Biography: David Banjerdpongchai has been with the department of Electrical Engineering, Faculty of Engineering, Chulalongkorn University. Currently, he is a professor of Electrical Engineering, head of Center of Excellence in Intelligent Control Automation of Process Systems, and deputy director of International School of Engineering. He is a senior member of IEEE, a founding chair of IEEE Control Systems Society Thailand Chapter, Vice President of ECTI Association (2022-2023), President of ECTI Association (2024-2025), an executive board member of ECTI Association, and a chair of IEC TC65 Thailand National Committee. In the past, he served as a chair of Systems and Control Technical Committee of ECTI Association and a member of Steering Committee of Asian Control Association. He served as General Co-chair of ECTI-CON 2013, ICA-SYMP 2019, ECTI-CON 2024, ECTI-CON 2025, SICE Fes 2025, and TPC chair of ECTI-CON 2014 and TPC Co-chair of SICE 2020. He has served as an Associate Editor for IJCAS and a Section Editor-in-Chief for ASEAN Engineering Journal. He has published over 200 articles in journal and conference proceedings and a textbook on Dynamical Control Systems. His research interests are energy management systems, advanced process control, iterative learning control, and robust control applications.

Prof.
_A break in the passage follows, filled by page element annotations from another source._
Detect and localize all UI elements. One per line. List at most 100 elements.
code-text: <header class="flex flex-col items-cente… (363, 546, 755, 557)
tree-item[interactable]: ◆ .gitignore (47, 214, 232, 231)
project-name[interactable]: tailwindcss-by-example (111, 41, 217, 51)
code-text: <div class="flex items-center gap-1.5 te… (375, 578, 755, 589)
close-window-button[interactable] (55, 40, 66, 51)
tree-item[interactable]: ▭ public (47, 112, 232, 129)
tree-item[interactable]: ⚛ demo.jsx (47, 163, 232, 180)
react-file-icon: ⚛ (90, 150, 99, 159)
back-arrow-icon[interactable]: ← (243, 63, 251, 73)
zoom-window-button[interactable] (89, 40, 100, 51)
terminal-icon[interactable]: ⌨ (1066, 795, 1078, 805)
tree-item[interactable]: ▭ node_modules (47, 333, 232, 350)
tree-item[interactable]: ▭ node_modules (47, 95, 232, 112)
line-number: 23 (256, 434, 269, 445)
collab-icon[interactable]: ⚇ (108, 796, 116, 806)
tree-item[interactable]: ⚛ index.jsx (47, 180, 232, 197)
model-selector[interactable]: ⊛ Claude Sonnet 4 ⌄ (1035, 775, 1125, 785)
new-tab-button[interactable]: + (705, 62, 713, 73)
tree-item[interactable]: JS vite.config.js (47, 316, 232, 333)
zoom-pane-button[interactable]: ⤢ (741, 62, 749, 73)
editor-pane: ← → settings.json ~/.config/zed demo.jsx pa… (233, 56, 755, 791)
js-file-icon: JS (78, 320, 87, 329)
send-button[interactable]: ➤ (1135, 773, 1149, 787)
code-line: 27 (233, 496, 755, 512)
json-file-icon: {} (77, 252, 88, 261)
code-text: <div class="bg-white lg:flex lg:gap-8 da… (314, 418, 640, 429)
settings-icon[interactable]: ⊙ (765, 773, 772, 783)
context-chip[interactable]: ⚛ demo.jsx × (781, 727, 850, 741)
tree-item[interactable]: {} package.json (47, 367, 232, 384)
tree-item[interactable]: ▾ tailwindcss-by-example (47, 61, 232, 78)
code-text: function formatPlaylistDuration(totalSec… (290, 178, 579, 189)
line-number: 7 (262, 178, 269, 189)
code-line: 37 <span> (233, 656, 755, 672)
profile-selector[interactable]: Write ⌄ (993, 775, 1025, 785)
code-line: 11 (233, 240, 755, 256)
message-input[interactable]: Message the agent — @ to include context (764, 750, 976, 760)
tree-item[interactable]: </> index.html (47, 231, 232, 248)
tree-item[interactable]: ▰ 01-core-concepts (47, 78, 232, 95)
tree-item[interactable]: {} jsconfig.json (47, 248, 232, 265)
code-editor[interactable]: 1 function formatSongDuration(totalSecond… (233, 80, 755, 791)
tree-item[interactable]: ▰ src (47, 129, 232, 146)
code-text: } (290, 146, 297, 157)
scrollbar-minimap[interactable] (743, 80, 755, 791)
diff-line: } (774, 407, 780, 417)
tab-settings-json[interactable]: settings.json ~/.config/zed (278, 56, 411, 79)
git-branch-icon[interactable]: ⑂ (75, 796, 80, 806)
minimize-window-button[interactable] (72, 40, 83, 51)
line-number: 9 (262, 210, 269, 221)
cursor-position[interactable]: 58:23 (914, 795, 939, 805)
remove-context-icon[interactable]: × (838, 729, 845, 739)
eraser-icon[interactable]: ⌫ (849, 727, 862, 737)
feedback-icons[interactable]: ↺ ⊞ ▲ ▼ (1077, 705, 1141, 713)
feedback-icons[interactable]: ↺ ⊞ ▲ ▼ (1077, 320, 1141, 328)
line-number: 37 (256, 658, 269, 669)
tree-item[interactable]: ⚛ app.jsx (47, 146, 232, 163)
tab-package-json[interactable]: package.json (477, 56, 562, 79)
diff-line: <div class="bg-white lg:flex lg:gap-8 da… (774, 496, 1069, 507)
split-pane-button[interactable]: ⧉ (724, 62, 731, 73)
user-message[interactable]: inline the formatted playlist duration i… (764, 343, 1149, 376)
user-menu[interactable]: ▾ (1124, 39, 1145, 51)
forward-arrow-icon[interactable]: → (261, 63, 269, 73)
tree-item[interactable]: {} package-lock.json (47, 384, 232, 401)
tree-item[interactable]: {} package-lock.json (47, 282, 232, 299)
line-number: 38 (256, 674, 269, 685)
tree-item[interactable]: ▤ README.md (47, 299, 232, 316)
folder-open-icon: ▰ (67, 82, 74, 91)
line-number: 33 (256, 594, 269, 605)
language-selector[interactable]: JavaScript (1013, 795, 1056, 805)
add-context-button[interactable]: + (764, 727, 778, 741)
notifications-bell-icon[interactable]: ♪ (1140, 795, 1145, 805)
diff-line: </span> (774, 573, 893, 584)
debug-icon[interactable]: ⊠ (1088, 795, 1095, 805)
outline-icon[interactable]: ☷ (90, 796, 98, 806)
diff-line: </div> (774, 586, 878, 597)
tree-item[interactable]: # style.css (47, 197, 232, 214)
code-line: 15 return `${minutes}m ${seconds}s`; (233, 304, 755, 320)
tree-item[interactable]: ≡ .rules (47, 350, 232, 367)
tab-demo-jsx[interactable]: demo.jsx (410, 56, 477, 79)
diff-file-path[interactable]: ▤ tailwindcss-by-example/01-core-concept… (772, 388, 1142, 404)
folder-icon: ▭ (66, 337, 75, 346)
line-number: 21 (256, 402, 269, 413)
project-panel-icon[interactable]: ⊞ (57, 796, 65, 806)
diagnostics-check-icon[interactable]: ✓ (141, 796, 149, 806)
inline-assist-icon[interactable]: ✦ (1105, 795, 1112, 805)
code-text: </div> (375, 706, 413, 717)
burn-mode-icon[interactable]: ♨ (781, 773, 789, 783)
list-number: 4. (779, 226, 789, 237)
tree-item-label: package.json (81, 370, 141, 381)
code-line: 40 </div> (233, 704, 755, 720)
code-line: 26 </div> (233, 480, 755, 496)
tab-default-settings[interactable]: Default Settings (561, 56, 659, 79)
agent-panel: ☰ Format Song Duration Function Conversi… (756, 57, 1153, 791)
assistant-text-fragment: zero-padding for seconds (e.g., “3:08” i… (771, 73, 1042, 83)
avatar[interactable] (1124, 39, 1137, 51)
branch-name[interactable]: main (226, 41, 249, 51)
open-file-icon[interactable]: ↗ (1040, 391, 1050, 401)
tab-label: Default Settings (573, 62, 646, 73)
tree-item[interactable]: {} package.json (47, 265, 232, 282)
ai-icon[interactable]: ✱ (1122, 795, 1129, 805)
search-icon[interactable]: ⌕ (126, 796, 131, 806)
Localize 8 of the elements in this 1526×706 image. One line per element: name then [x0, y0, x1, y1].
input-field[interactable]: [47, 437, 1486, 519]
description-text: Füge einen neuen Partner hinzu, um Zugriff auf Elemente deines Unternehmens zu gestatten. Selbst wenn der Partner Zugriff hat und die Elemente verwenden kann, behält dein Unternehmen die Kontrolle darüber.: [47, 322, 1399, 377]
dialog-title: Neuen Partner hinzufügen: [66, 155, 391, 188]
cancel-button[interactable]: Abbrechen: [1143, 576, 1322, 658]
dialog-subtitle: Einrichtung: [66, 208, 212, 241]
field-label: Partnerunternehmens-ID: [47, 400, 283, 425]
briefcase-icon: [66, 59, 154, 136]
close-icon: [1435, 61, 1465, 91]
Siti Anom Ahmad
(Keynote Speaker)

Universiti Putra Malaysia, Malaysia

Keynote Lecture: TBA

Abstract: TBA

Biography: Siti Anom Ahmad is a Professor at the Faculty of Engineering, Universiti Putra Malaysia. Siti Anom received her PhD in Electronics in 2009 and MSc in Microelectronics System Design in 2004 from the University of Southampton, UK. She received her BEng in Electronic/ Computer from UPM in 1999. She is a Professional Engineer of Board of Engineers Malaysia, Chartered Engineer of Institute of Engineering and Technology (IET), Senior Member of Institute of Electrical & Electronic Engineering (IEEE) and a member of the Institute of Engineers Malaysia (IEM). Her research interests are biomedical engineering, artificial intelligence, gerontechnology, and intelligent control systems.